Je ne change pas d’avis au gré des fonctions que j’occupe « , répliquait Yves Leterme en novembre, piqué au vif par un sénateur. L’homme, alors ministre des Affaires étrangères, n’avait pas réintégré le 16, rue de la Loi. Les apparences ne plaidaient pas contre lui. Aujourd’hui, on n’oserait plus jurer de rien, tant son costume de Premier ministre paraît avoir déteint sur son mental. Leterme méconnaissable. Vindicatif, arrogant, méprisant pour les francophones quand il jouait la carte de la Flandre. Rassembleur, consensuel, avenant quand il s’agit de rouler pour la Belgique. Certains doutent du miracle.  » J’ai une confiance très limitée dans la conversion de M. Leterme. Les personnes qui se convertissent radicalement de cette façon, d’un coup, on peut s’attendre qu’elles se retournent dans l’autre sens tout aussi rapidement « , dixit ce vieux briscard de Philippe Moureaux (PS).

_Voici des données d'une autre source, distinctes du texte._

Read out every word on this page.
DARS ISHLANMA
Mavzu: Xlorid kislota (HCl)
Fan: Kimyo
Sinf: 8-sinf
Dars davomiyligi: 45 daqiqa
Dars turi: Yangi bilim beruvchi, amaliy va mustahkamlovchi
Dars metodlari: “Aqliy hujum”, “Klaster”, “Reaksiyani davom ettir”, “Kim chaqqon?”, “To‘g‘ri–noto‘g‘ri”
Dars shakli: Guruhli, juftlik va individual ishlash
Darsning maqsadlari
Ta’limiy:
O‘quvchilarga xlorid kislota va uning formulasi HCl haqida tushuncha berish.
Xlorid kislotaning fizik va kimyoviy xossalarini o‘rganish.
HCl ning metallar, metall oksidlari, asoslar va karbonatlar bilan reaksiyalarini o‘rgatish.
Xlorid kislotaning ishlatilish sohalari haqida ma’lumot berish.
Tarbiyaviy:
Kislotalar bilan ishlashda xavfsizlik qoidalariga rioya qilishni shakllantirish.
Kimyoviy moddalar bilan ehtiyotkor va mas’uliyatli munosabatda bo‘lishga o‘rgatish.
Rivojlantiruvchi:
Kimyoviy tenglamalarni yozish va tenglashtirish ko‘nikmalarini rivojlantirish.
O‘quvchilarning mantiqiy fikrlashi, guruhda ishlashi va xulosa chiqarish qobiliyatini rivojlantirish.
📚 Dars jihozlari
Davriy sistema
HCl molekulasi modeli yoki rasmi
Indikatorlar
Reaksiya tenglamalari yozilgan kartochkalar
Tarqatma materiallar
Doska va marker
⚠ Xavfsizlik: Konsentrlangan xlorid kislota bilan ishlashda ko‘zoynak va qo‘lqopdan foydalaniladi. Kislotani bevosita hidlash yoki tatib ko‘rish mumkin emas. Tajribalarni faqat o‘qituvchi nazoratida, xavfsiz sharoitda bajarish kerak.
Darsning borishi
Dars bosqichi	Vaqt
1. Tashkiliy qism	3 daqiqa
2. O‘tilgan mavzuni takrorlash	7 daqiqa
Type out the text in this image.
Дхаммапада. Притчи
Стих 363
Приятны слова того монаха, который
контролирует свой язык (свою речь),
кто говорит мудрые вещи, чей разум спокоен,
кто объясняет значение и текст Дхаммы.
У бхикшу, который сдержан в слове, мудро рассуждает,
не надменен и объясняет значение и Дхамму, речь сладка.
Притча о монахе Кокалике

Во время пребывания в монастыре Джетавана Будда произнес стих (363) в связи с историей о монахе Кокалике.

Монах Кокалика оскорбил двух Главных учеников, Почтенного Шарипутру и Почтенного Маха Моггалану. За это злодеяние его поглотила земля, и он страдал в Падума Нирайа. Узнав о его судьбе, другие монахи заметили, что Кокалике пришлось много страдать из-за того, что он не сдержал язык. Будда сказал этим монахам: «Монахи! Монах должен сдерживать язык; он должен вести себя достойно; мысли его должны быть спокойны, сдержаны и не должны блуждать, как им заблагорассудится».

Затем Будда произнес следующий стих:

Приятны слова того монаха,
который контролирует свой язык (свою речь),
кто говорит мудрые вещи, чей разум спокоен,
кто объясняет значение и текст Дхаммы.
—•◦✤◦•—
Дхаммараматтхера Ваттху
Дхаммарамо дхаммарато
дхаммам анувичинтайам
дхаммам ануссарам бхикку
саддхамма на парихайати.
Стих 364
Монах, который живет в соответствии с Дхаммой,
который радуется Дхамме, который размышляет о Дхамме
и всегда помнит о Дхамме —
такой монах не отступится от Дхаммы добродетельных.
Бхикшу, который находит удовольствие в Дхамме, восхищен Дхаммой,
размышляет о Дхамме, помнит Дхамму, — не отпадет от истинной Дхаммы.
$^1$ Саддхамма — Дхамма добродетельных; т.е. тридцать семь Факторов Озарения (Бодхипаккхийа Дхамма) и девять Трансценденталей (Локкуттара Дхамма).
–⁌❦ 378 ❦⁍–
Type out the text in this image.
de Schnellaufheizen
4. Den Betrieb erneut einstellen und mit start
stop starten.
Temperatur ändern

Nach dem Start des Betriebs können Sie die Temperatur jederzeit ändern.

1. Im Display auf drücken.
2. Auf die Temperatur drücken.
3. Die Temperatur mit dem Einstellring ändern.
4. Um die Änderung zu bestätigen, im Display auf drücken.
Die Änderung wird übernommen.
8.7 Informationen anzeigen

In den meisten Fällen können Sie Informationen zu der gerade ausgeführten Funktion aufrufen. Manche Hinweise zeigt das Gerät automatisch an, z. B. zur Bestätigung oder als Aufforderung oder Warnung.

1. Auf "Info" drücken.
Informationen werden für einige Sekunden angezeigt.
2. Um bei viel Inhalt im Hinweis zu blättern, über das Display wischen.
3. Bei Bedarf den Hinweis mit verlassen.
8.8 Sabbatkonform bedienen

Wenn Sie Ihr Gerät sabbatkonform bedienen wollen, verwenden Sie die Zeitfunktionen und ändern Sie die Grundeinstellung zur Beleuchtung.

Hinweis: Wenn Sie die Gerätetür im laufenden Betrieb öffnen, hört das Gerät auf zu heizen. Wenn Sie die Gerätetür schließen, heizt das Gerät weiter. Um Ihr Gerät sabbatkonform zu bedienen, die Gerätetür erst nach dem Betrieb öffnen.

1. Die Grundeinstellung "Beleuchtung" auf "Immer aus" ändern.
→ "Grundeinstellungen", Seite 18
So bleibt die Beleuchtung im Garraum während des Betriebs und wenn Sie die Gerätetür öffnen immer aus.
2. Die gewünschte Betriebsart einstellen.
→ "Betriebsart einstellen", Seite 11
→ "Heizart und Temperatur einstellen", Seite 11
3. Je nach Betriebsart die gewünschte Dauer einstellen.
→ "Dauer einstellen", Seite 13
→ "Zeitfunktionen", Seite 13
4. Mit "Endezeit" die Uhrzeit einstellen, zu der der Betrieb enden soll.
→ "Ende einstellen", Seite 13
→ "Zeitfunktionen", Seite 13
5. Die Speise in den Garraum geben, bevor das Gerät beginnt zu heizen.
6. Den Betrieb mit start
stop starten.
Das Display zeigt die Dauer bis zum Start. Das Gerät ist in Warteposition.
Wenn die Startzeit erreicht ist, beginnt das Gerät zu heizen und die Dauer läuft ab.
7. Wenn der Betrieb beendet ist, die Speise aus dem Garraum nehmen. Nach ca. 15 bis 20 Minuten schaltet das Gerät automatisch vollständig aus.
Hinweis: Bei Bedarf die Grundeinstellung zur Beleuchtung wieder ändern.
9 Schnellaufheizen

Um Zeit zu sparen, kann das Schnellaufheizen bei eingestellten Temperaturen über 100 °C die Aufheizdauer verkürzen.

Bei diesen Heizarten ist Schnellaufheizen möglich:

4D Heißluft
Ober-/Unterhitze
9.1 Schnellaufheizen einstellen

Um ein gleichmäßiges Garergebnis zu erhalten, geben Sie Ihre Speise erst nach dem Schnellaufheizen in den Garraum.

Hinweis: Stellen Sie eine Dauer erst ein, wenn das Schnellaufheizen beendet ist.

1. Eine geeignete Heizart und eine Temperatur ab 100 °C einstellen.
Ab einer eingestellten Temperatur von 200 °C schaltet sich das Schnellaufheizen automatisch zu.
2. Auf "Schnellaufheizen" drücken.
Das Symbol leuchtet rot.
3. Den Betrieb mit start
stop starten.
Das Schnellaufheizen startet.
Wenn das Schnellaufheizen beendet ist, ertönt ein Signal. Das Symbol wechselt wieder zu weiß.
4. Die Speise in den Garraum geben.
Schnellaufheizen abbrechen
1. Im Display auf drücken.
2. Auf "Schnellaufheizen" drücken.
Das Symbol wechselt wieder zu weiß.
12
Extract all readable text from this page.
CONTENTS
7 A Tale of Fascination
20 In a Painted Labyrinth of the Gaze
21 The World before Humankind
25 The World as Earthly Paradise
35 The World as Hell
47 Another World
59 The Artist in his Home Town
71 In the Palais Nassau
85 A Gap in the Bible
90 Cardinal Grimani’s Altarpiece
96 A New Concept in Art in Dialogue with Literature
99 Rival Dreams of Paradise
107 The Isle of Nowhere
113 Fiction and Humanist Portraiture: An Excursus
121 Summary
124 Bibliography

Nécessité a fait loi. Pour retrouver le pouvoir perdu en 1999, le CD&V pratique la fuite en avant sur le terrain communautaire. Leterme, président de parti en 2003, se révèle orfèvre en la matière : son cartel électoral avec la N-VA, formé en 2004, tient du coup de génie. Aux élections régionales de juin 2004, le CD&V reprend la main dans le nord du pays. Leterme devient ministre-président flamand mais se pose en rival de l’Open VLD Guy Verhofstadt au 16, rue de la Loi. C’est la course à l’escalade.  » Fait inédit dans la vie politique belge, le ministre-président de la Région flamande se présente comme le principal opposant au Premier ministre et au gouvernement fédéral « , relève le politologue de l’ULB Pascal Delwit. Leterme durcit le ton régionaliste, blesse les francophones, affiche un amour très modéré pour la Belgique.  » Des positions, des propos incompréhensibles pour un candidat Premier ministre « , juge Delwit. Leterme et les siens s’acharnent à faire monter les enchères. Se jettent sur BHV comme sur un os à ronger :  » Cinq minutes de courage politique suffisent à régler le problème.  » En 2005, à la Chambre, le chef de groupe CD&V, Pieter De Crem, met la pression maximale sur les  » capitulards  » de BHV :  » Les partis flamands de la majorité devraient avoir honte. Ils n’ont pas tenu les promesses qu’ils avaient faites à leur électorat. Ce gouvernement, sous la direction de Guy Verhofstadt, fait preuve d’un manque total de dignité politique, tout cela pour faire le jeu d’un seul homme, qui veut à tout prix garder les clés du 16, rue de la Loi.  » Stratégie payante au scrutin fédéral de juin 2007. Le cartel CD&V – N-VA est victorieux, Leterme et ses 800 000 voix sur un nuage. Avant un piteux retour sur terre : BHV non scindé lui revient comme un boomerang, le divorce avec la N-VA est consommé. Mais la diatribe de De Crem se vérifie au profit de… son parti : le CD&V n’a pas tenu sa promesse sur BHV mais a fini par récupérer les clés du 16, rue de la Loi. Au prix d’une sacrée courbe rentrante pour son actuel locataire.  » Avec de grands principes, on ne va pas loin « , confiait il y a peu Leterme à la revue de la FEB. L’homme a bien appris.